The earliest sacred places of the Jews were evidently sacred stones, or stone circles, succeeded in time by temples. These early rude stones, emblems of the Creator, were erected by the Israelites, which in no way differed from the erections of the Gentiles. It will be found that the Jews to commemorate a great victory, or to bear witness of the Lord, were all signified by stones: thus, Joshua erected a stone to bear witness; Jacob put up a stone to make a place sacred; Abel set up the same for a place of worship; Samuel erected a stone as a boundary, which was to be the token of an agreement made in the name of God. Even Maundrel in his travels names several that he saw in Palestine. It is curious that where a pillar was erected there, sometime after, a temple was put up in the same manner that the Round Towers of Ireland were,—always near a church, but never formed part of it. We find many instances in the Scriptures of the erection of a number of stones among the early Israelites, which would lead us to conclude that it was not at all unlikely that the early places of worship among them, were similar to the temples found in various parts of Great Britain and Ireland. It is written in Exodus xxiv. 4, that Moses rose up early in the morning, and builded an altar under the hill, and twelve pillars, according to the twelve tribes of Israel, were erected.
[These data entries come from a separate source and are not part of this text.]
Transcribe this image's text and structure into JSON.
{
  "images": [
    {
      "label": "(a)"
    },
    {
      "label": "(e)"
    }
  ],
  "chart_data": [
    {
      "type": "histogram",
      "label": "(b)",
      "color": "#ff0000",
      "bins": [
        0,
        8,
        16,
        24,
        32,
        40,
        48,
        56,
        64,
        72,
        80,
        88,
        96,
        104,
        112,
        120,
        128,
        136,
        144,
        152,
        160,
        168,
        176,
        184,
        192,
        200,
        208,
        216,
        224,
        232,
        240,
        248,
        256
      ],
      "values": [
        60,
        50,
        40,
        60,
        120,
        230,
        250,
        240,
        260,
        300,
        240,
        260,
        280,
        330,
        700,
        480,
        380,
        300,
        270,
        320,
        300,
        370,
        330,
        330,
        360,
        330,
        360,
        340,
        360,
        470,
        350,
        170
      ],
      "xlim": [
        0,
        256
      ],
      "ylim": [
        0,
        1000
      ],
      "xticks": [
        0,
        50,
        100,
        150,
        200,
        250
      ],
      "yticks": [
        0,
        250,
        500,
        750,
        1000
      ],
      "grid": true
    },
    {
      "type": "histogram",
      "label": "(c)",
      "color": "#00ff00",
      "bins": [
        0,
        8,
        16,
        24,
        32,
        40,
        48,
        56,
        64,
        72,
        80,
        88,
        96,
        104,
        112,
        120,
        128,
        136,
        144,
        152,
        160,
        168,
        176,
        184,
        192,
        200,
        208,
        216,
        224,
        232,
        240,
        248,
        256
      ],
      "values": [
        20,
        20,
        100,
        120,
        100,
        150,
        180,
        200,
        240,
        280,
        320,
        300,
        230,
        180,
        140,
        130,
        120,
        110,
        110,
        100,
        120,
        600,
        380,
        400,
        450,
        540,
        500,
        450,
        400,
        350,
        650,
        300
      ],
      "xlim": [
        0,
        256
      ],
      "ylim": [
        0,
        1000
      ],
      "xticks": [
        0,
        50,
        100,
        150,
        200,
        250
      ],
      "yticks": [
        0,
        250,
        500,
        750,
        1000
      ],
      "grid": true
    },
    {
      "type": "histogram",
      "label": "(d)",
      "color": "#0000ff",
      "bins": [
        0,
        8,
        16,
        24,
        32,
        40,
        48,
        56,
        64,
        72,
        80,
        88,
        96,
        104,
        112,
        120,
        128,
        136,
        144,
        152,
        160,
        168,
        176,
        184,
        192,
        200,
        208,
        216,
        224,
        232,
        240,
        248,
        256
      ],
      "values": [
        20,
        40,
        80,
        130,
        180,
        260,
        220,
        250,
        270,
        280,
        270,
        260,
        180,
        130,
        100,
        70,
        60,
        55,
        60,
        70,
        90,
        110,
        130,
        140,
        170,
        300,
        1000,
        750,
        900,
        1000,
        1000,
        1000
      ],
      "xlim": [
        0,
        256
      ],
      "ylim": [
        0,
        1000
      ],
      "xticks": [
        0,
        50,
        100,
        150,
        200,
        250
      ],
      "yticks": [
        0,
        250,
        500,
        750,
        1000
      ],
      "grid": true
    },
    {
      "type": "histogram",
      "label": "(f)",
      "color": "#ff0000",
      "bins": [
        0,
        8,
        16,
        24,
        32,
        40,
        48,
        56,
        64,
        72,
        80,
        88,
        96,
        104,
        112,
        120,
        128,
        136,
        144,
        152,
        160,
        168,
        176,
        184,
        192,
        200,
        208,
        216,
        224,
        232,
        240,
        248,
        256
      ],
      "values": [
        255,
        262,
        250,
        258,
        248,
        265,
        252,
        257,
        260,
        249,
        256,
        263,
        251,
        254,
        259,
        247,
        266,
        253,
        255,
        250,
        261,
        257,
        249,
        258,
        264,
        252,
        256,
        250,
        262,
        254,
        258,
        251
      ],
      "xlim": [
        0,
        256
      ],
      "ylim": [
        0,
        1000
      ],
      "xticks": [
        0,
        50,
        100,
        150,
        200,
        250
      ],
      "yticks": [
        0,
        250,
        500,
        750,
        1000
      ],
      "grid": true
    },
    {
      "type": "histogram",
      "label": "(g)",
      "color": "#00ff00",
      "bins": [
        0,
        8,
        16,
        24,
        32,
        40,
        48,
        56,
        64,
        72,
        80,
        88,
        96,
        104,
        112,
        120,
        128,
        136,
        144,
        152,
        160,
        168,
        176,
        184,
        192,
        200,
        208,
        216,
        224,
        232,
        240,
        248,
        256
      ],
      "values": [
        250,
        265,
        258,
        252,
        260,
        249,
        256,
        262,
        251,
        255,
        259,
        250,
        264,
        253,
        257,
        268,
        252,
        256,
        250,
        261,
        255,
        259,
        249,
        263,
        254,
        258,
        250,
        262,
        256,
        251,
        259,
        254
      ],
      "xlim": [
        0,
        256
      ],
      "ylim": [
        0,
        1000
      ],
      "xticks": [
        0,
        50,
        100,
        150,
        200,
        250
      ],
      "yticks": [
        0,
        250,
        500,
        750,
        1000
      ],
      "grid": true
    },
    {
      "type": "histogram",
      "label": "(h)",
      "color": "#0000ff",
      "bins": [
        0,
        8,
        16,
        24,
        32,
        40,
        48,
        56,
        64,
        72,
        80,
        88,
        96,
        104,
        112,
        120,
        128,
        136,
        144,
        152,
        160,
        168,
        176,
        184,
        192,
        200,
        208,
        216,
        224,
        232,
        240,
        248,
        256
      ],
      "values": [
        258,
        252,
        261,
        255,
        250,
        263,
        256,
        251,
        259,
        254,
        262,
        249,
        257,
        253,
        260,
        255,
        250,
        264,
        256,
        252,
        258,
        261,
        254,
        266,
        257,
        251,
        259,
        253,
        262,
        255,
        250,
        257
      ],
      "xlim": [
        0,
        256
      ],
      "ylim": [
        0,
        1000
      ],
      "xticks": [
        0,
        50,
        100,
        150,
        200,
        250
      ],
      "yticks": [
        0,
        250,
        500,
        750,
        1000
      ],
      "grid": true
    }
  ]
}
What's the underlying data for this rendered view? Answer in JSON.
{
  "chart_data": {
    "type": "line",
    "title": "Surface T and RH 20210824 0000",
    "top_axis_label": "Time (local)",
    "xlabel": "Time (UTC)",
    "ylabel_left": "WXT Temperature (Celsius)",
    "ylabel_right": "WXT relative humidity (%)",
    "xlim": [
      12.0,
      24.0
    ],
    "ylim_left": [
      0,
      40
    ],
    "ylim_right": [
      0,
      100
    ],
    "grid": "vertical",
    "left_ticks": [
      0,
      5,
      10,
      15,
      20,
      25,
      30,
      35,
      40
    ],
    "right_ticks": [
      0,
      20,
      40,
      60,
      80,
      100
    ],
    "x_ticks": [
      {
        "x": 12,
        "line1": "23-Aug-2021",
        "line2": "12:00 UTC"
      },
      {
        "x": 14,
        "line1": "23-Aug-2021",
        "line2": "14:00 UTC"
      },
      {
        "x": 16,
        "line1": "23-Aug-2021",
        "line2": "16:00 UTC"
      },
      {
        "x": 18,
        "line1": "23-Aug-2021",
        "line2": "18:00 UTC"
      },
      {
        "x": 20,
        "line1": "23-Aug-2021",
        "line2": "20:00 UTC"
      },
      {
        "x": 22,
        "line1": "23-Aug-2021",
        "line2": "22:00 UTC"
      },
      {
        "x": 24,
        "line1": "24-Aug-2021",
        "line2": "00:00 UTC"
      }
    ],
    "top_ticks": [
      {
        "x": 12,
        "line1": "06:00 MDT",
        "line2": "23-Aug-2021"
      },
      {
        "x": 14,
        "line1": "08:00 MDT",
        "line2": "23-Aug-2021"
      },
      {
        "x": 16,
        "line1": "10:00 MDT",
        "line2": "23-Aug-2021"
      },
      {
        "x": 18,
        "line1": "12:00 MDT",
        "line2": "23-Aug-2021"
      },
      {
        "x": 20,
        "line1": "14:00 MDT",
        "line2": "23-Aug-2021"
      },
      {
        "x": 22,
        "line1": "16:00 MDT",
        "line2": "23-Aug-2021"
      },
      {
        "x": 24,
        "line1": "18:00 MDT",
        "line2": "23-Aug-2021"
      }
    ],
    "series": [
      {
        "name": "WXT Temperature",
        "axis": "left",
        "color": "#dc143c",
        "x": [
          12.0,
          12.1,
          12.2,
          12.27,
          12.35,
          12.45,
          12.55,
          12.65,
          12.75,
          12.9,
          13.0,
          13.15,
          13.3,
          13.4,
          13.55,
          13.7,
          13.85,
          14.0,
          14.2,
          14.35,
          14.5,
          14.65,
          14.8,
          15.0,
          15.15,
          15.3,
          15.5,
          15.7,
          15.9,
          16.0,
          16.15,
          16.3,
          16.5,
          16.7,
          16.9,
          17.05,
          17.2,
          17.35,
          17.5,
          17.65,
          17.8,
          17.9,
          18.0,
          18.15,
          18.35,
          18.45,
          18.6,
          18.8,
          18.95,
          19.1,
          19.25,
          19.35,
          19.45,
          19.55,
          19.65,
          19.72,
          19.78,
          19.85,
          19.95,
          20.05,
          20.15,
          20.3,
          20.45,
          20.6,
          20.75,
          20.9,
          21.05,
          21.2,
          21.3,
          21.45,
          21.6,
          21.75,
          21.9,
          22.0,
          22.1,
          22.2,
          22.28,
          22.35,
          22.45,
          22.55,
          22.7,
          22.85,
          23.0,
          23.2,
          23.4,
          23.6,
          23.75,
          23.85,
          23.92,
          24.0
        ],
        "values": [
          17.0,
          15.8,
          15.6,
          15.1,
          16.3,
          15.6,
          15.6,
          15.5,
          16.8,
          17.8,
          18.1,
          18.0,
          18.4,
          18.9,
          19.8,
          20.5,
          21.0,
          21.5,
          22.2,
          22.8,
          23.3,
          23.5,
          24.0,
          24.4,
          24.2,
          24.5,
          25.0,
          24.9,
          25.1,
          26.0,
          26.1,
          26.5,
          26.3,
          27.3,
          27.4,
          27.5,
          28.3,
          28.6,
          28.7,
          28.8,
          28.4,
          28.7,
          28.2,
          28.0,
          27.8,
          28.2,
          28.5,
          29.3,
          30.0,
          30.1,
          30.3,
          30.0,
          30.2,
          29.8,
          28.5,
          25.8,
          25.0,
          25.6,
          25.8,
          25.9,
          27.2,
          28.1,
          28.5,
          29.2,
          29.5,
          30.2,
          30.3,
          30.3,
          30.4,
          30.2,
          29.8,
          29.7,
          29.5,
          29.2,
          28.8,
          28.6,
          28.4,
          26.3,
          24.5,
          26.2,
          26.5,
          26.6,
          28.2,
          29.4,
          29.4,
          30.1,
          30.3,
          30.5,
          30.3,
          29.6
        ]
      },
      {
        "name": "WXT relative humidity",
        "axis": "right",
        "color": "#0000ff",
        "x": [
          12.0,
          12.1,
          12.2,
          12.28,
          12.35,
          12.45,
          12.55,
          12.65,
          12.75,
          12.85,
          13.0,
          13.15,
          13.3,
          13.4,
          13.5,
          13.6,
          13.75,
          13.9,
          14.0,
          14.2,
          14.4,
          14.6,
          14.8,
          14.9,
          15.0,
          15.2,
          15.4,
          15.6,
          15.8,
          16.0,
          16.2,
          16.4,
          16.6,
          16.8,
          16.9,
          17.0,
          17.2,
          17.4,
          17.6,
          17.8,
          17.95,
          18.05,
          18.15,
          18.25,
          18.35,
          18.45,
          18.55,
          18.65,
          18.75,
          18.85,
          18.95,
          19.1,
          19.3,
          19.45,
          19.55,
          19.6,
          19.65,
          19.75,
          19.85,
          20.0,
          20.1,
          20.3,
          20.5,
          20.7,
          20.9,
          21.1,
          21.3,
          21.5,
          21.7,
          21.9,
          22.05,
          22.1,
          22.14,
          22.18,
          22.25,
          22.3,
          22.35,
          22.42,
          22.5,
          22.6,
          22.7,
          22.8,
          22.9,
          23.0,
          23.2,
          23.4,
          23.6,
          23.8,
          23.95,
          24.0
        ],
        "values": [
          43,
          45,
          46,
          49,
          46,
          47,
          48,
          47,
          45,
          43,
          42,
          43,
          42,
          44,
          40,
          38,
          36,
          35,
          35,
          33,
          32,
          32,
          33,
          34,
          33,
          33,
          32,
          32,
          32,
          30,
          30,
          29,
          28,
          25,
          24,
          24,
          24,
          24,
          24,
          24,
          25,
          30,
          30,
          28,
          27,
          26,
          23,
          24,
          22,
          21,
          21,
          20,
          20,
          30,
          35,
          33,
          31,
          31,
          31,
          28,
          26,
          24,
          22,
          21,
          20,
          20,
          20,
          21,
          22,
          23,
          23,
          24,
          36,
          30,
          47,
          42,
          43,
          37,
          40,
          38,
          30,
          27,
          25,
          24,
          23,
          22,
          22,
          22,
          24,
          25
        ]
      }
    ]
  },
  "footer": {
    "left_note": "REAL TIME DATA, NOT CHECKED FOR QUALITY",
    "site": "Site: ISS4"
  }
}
It is also given out that when the children of Israel should pass over the Jordan, unto the land which the Lord giveth them, they should set up great stones, and plaster them with plaster, and also the words of the law were to be written thereon. In many other places stones were ordered to be set up in the name of the Lord, and repeated instances are given that the stones should be twelve in number and unhewn.
Stone temples seem to have been erected in all countries of the world, and even in America, where, among the early American races are to be found customs, superstitions, and religious objects of veneration, similar to the Phœnicians. An American writer says:—“There is sufficient evidence that the religious customs of the Mexicans, Peruvians and other American races, are nearly identical with those of the ancient Phœnicians.... We moreover discover that many of their religious terms have, etymologically, the same origin.” Payne Knight, in his Worship of Priapus, devotes much of his work to show that the temples erected at Stonehenge and other places, were of a Phœnician origin, which was simply a temple of the god Bacchus.